Il Governo abbandona gli incentivi fiscali al lavoro straordinario, i quali, come riportato in una recente survey della Banca d’Italia, hanno determinato, in una fase recessiva, un prevedibile effetto negativo sull’occupazione (un’ampia fetta di imprese ha preferito allungare l’orario di lavoro fiscalmente agevolato ai lavoratori già occupati piuttosto che ricorrere ad assunzioni). Viene, invece, prorogata e potenziata (innalzando il tetto di retribuzione da 30.000 a 35.000 euro e l’ammontare massimo detassato da 3.000 a 6000 euro) la parziale detassazione dei premi di produttività. La misura in una fase di contrazione dell’attività economica è inutile, dato che, come noto, nelle fasi di recessione la produttività diminuisce poiché la diminuzione percentuale dell’occupazione è minore della riduzione del Pil. La misura sembra, quindi, finalizzata ad offrire, a costo zero per il bilancio pubblico, una sponda alla parte delle organizzazioni sindacali più disponibili nei confronti del Governo. L’assenza di effetti sostanziali sulla produttività non esclude la possibilità di pratiche elusive da parte delle imprese, le quali potrebbero ri-etichettare una parte della retribuzione tabellare come premio di risultato ed ottenere una riduzione del costo del lavoro.

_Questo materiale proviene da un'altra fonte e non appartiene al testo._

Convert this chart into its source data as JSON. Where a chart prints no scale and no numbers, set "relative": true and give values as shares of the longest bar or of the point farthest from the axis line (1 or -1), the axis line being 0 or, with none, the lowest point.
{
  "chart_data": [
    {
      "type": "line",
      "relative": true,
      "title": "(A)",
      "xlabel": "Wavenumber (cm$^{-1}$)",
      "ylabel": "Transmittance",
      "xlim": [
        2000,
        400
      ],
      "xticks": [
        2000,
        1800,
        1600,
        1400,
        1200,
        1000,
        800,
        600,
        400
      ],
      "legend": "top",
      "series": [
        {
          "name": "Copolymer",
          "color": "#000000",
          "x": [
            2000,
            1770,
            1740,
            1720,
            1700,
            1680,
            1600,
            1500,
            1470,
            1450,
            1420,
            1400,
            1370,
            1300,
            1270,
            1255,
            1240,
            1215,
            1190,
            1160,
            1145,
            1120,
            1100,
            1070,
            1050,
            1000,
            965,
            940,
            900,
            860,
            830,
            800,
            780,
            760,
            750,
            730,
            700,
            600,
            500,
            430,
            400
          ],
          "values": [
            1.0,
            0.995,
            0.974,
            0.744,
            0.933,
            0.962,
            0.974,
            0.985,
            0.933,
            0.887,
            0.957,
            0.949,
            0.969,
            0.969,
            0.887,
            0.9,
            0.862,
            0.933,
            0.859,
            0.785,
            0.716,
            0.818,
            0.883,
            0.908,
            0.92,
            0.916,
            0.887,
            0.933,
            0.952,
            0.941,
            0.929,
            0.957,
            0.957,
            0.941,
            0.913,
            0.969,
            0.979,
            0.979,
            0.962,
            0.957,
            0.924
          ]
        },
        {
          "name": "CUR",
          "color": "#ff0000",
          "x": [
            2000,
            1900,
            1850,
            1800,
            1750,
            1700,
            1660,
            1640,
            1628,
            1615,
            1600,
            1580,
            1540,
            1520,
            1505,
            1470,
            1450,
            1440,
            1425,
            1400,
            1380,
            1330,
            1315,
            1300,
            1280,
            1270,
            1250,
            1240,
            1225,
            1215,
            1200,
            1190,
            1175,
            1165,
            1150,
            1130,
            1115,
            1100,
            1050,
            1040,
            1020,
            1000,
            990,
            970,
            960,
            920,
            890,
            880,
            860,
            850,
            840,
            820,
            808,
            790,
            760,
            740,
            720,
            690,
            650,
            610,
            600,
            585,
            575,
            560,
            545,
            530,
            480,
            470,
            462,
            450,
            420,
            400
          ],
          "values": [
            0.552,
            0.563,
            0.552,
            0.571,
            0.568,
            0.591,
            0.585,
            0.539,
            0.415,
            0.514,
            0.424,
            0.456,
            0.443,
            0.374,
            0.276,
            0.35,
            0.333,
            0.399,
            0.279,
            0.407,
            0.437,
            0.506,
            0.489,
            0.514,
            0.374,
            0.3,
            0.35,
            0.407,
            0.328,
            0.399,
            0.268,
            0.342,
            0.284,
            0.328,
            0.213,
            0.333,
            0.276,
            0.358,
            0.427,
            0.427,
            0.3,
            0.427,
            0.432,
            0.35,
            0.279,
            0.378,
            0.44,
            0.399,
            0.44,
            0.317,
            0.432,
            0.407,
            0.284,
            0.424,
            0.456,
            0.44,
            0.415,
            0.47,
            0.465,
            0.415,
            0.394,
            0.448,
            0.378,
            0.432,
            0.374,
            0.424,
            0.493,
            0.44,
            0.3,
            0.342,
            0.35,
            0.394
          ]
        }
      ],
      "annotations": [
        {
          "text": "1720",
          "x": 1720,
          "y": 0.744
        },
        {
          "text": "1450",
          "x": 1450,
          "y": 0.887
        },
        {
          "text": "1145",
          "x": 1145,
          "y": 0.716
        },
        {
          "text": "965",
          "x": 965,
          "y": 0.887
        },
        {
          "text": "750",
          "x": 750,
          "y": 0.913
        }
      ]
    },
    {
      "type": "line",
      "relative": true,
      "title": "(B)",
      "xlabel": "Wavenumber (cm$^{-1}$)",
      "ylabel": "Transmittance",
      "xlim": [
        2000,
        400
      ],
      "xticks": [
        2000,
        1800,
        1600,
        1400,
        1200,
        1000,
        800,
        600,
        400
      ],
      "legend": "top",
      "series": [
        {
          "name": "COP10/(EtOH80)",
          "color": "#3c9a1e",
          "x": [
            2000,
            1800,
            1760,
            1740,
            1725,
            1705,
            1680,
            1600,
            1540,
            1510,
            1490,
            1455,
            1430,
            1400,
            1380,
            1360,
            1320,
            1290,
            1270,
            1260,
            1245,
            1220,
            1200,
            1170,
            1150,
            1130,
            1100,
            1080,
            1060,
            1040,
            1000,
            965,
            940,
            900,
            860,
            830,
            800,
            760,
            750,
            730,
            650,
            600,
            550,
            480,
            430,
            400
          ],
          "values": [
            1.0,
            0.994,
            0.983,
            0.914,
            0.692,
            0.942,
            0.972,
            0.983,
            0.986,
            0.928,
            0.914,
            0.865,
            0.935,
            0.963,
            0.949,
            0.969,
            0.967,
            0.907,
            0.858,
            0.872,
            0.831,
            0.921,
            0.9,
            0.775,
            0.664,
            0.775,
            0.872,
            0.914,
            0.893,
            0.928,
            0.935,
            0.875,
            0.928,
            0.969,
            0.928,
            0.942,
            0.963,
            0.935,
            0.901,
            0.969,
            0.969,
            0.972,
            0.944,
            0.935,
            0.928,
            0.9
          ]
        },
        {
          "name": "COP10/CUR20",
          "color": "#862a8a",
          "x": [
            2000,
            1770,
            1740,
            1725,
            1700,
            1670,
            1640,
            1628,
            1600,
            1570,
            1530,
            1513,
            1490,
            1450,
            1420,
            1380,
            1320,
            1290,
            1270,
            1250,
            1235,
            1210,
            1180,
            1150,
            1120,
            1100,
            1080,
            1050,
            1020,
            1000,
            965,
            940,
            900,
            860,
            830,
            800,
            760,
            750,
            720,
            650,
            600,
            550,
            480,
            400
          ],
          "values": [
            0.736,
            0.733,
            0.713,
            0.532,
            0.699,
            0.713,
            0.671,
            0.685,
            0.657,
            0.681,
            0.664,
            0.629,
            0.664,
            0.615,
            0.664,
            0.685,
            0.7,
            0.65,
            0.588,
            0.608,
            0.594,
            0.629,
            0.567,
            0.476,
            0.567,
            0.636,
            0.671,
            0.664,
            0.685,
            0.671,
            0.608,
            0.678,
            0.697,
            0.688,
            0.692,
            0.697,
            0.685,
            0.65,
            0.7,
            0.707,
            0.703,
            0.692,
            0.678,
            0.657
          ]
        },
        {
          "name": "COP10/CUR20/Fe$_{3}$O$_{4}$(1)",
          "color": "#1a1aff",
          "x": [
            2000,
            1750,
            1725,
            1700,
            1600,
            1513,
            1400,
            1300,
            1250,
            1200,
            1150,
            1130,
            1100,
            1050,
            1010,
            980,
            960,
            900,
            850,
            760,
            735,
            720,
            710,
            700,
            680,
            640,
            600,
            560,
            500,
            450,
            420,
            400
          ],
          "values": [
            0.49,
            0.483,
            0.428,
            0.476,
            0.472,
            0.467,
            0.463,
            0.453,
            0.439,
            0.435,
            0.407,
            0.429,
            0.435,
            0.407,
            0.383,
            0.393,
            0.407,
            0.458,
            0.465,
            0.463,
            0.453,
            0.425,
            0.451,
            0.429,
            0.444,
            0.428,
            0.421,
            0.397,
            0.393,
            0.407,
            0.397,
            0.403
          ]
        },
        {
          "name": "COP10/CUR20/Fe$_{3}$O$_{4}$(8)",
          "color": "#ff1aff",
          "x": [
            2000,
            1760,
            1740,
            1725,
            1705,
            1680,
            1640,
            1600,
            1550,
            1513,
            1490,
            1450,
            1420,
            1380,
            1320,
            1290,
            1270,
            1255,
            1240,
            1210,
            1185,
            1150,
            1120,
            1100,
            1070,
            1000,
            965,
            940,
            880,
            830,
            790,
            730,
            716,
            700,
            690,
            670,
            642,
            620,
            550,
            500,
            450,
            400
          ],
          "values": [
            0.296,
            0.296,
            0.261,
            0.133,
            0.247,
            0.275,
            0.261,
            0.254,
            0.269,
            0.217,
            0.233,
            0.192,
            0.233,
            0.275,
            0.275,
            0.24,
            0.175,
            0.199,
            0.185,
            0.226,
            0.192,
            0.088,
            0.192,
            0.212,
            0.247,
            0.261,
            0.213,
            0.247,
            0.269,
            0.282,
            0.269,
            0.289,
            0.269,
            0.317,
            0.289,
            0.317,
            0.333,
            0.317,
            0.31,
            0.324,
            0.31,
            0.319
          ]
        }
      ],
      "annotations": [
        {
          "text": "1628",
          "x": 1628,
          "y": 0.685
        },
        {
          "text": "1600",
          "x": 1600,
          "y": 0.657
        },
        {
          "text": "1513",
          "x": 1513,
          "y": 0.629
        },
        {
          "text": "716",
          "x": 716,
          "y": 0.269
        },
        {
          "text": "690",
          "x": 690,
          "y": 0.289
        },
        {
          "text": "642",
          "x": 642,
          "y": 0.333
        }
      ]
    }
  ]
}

L’intervento sulla CDP è potenzialmente di rilevante portata. Si estende la possibilità di utilizzo del risparmio postale per investimenti infrastrutturali. Non sono chiari eventuali riflessi sul Bilancio dello Stato e sul Patto di Stabilità Interno. In una prossima nota, si forniranno valutazioni puntuali.
Infine, le misure sul settore energia presentano significative criticità sulle quali torneremo in una successiva nota. In via preliminare, va segnalata la priorità data dal Governo all’ambito dell’energia elettrica, ossia l’ambito che, negli ultimi anni, è stato più investito da processi di liberalizzazione rispetto, ad esempio, al settore del gas.